On Wednesday, 11 September 2013 at 20:16:52 UTC, H. S. Teoh wrote:
On Wed, Sep 11, 2013 at 10:07:02PM +0200, Jacob Carlborg wrote:
On 2013-09-11 17:09, Dicebot wrote:
>Those should be provided as sources and built by dub too.
>Distributing binary packages requires both package signing and
>reasonable web of trust - something that is not easy to "just
>implement" from scratch. Otherwise any single malicious
>package may
>ruin reputation of the whole system.
The same can be said of malicious source code. Just because it
wasn't
precompiled for you doesn't mean you're going to read through
every line
to ensure there are no malicious bits before compiling and
using it.
Using the package at all -- regardless of whether it's source
or binary
-- implies a certain level of trust already.

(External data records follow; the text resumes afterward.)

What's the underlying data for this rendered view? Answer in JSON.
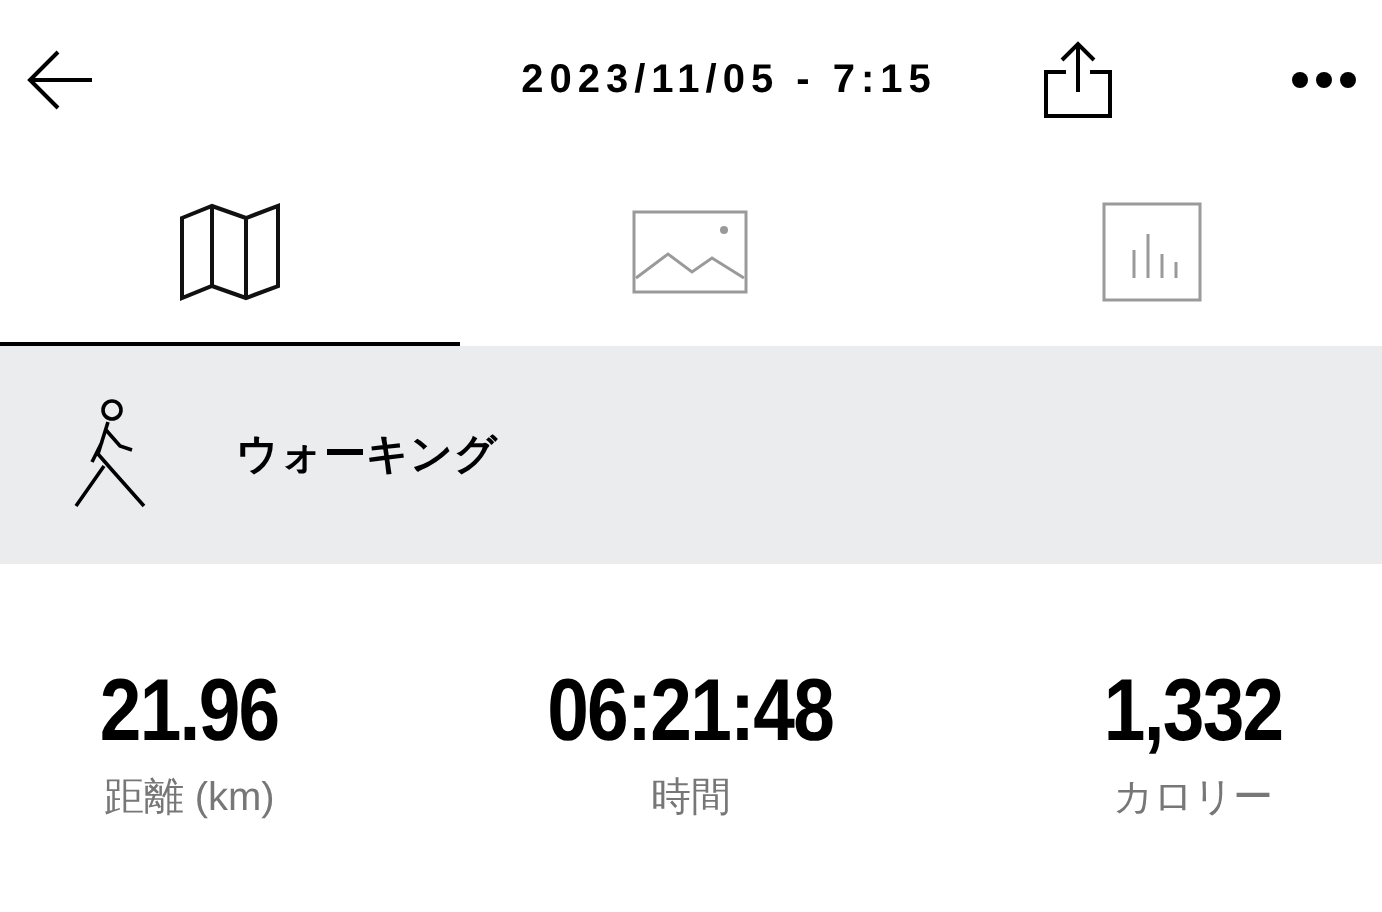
{
  "header": {
    "title": "2023/11/05 - 7:15"
  },
  "tabs": [
    {
      "kind": "map",
      "selected": true
    },
    {
      "kind": "photo",
      "selected": false
    },
    {
      "kind": "chart",
      "selected": false
    }
  ],
  "activity": {
    "name": "ウォーキング"
  },
  "stats": [
    {
      "value": "21.96",
      "label": "距離 (km)"
    },
    {
      "value": "06:21:48",
      "label": "時間"
    },
    {
      "value": "1,332",
      "label": "カロリー"
    }
  ]
}
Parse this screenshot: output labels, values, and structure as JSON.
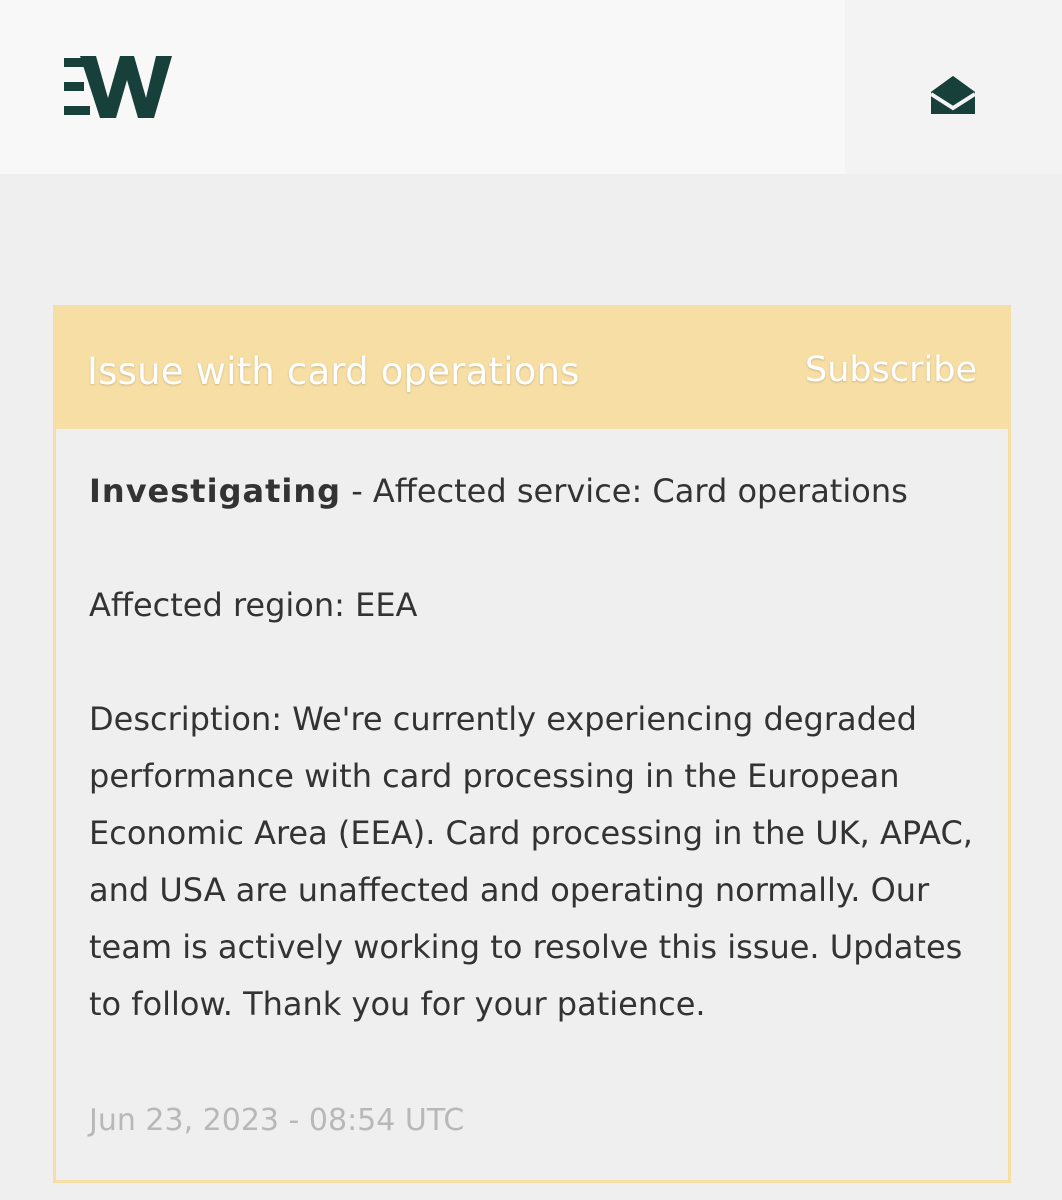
{
  "header": {
    "logo_alt": "Wirex logo",
    "mail_icon": "envelope-open-icon"
  },
  "incident": {
    "title": "Issue with card operations",
    "subscribe_label": "Subscribe",
    "status": "Investigating",
    "separator": " - ",
    "affected_service": "Affected service: Card operations",
    "affected_region": "Affected region: EEA",
    "description": "Description: We're currently experiencing degraded performance with card processing in the European Economic Area (EEA). Card processing in the UK, APAC, and USA are unaffected and operating normally. Our team is actively working to resolve this issue. Updates to follow. Thank you for your patience.",
    "timestamp": "Jun 23, 2023 - 08:54 UTC"
  },
  "colors": {
    "brand": "#17403a",
    "incident_accent": "#f7dea4",
    "background": "#efefef",
    "header_background": "#f8f8f8",
    "text": "#333333",
    "timestamp": "#b8b8b8"
  }
}
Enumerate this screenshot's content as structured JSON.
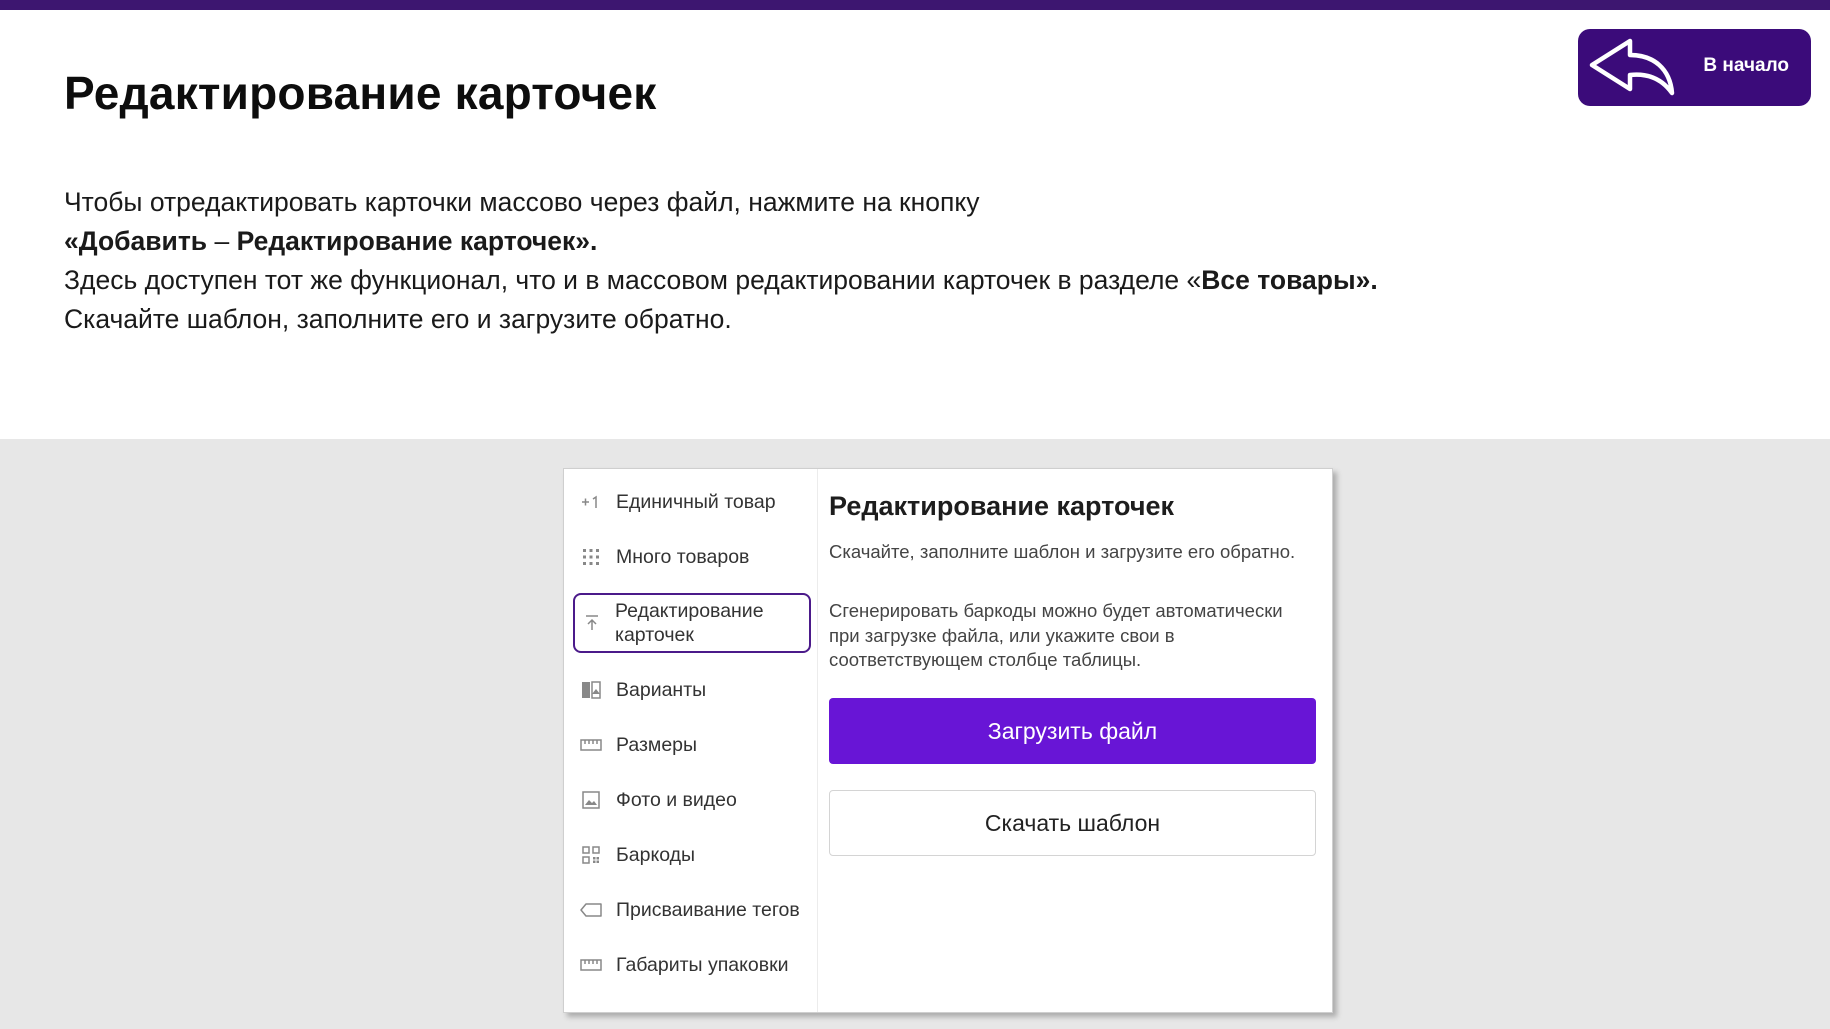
{
  "header": {
    "title": "Редактирование карточек",
    "home_button_label": "В начало",
    "accent_color": "#3b0b7a"
  },
  "intro": {
    "line1": "Чтобы отредактировать карточки массово через файл, нажмите на кнопку",
    "line2_open": "«",
    "line2_bold_a": "Добавить",
    "line2_dash": " – ",
    "line2_bold_b": "Редактирование карточек",
    "line2_close": "».",
    "line3_start": "Здесь доступен тот же функционал, что и в массовом редактировании карточек в разделе «",
    "line3_bold": "Все товары",
    "line3_end": "».",
    "line4": "Скачайте шаблон, заполните его и загрузите обратно."
  },
  "menu": {
    "items": [
      {
        "label": "Единичный товар",
        "icon": "plus-one-icon"
      },
      {
        "label": "Много товаров",
        "icon": "grid-dots-icon"
      },
      {
        "label": "Редактирование карточек",
        "icon": "upload-icon",
        "active": true
      },
      {
        "label": "Варианты",
        "icon": "variants-icon"
      },
      {
        "label": "Размеры",
        "icon": "ruler-icon"
      },
      {
        "label": "Фото и видео",
        "icon": "image-icon"
      },
      {
        "label": "Баркоды",
        "icon": "qr-icon"
      },
      {
        "label": "Присваивание тегов",
        "icon": "tag-icon"
      },
      {
        "label": "Габариты упаковки",
        "icon": "ruler-icon"
      }
    ]
  },
  "content": {
    "title": "Редактирование карточек",
    "desc1": "Скачайте, заполните шаблон и загрузите его обратно.",
    "desc2": "Сгенерировать баркоды можно будет автоматически при загрузке файла, или укажите свои в соответствующем столбце таблицы.",
    "upload_button": "Загрузить файл",
    "download_button": "Скачать шаблон",
    "primary_color": "#6815d6"
  }
}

Source packages are never trusted by default. It is your (and
community) responsibility to verify the source if it is
important. Or just ignore the possible consequences if it is not
worth it. Contrary to this, binary package does not leave any
verification options and in absence of any package signing /
trust network one has no other choice but to always consider
those harmful.
It is subtle but important difference. As far as I am aware, all
major Linux distributions have rather complex infrastructure that
assures basic package safety. It is imperfect, of course, but any
custom system will be far far away even from that.